Erik Larson’s Dead Wake weaves a tense tale of the sinking of the Lusitania

Erik Larson’s Dead Wake weaves a tense tale of the sinking of the Lusitania

Erik Larson has spent much of his career writing about history’s unlikely intersections, but none of these have been as dramatic as the convergence he tackles in Dead Wake: The Last Crossing Of The Lusitania. The bestselling author of The Devil In The White City and Thunderstruck puts his mastery of penning parallel narratives on display as he tells the tale of the sinking of the Lusitania by a German submarine, building an ever-growing sense of dread as the two vessels draw closer to their lethal meeting.

Larson’s latest work of narrative non-fiction uses historical records, letters, and journal entries to tell the story of Unterseeboot-20 and its captain Walther Schwieger, the crew and passengers aboard the luxury transatlantic liner the Lusitania, and the political buildup to World War I. Germany, France, and England are already locked in combat when the book opens, and while American sentiment originally favored neutrality, global tensions were rising.

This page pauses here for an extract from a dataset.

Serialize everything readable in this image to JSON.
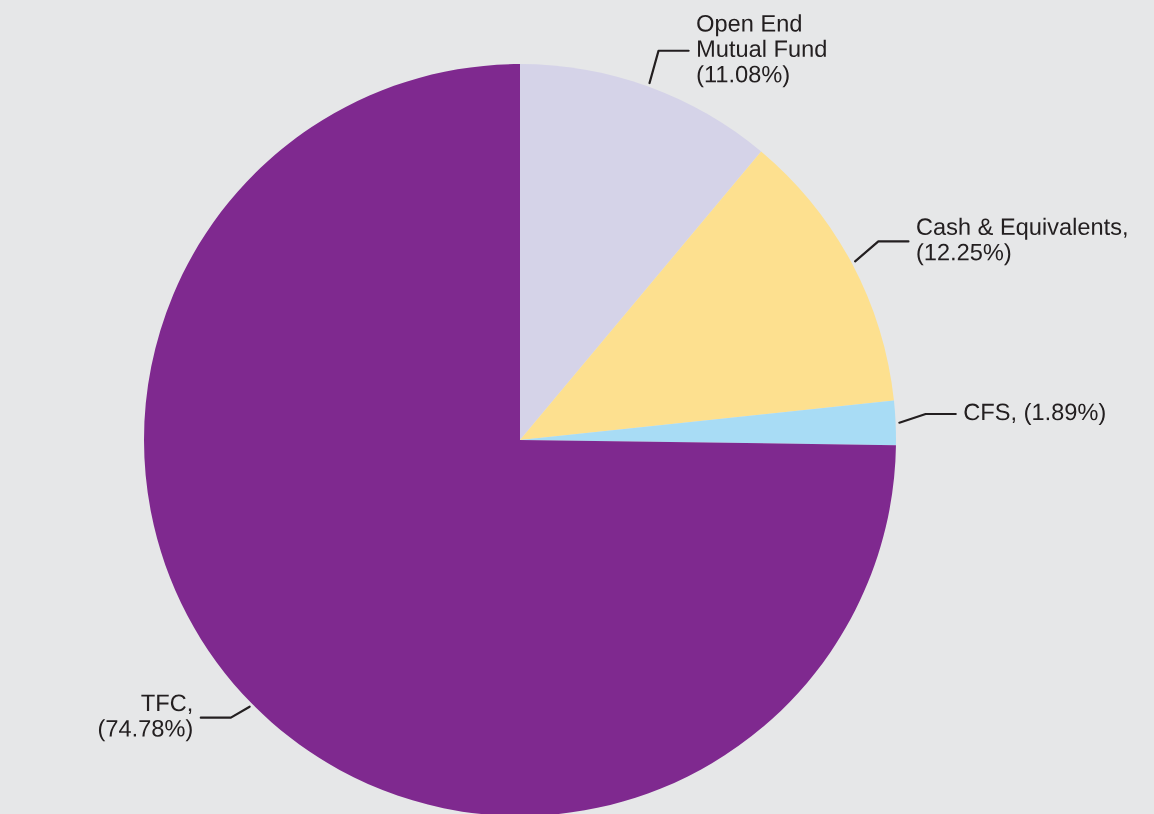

Just as The Devil In The White City alternated between stories of grisly murder and looks at the complexities and luxuries of the Chicago World’s Fair, Dead Wake’s chapters have decidedly different tones. It’s easy to favor the chapters that portray the tense life aboard Schwieger’s U-boat. The captain was tasked with sinking anything bound for Britain and would be commended based on how big a target he could send to the ocean floor. He was also out of contact with any superiors and confined with his crew in a hot and foul-smelling vessel that was severely limited in how long it could stay below water. Without sonar, the U-boat could also be blasted by destroyers when it surfaced to look for targets. It was also slow, and torpedoes were incredibly unreliable. Movements were partially controlled by crew members running back and forth.

Unsurprisingly, the British maritime brass and those involved with the Lusitania underestimated submarines, largely ignoring a warning published by the German government that the seas around England should be considered a war zone. Larson reconstructs the happenings aboard the Lusitania, painting a picture not dissimilar to that of a modern cruise ship. There were lavish dinners, talent shows, card games, and plenty of people reading in deck chairs. Before the ship sunk, the greatest misfortune reported was a case of the measles.

The early chapters introducing the elite passengers who would cross the Atlantic aboard the Lusitania are dull, especially when compared to tales of U-boats ambushing fishermen just to get some fresh food. But the banality serves a purpose, showing just how out of touch America was with global affairs. That point is made even clearer with peeks at President Woodrow Wilson, whose chief preoccupation at the time was writing love letters as part of a courtship that plays out like a historical version of Aaron Sorkin’s The American President. Bits about the devastation of trench warfare and the first uses of chemical weapons are used sparingly—they’ve been covered far more extensively in other works—but their appearances ground Larson’s discordant prose about the president’s romantic drives around Washington, D.C.

Larson does get too cutesy at times as he comments on handwriting or quips about the irony of people’s names, like Lusitania passengers the Luck family. But he can be forgiven for some unnecessary ornamentation since the other details he pulls in are so fascinating. Readers are more likely to be familiar with the fate of the Lusitania than the stories Larson tells in his previous books, but he goes well beyond what’s taught in history classes to offer insights into British intelligence and the dealings that kept the ship from having the military escort so many passengers expected to protect it. Larson also seems to be pulling in a bit of extra research from his work on Thunderstruck, showing the continued relevance of both the wireless telegraph and the era’s fascination with the occult.

While Dead Wake doesn’t quite recapture the magic of The Devil In The White City, it’s Larson’s strongest work since then. By piecing together how politics, economics, technology, and even the weather combined to produce an event that seemed both unlikely and inevitable, he offers a fresh look at a world-shaking disaster.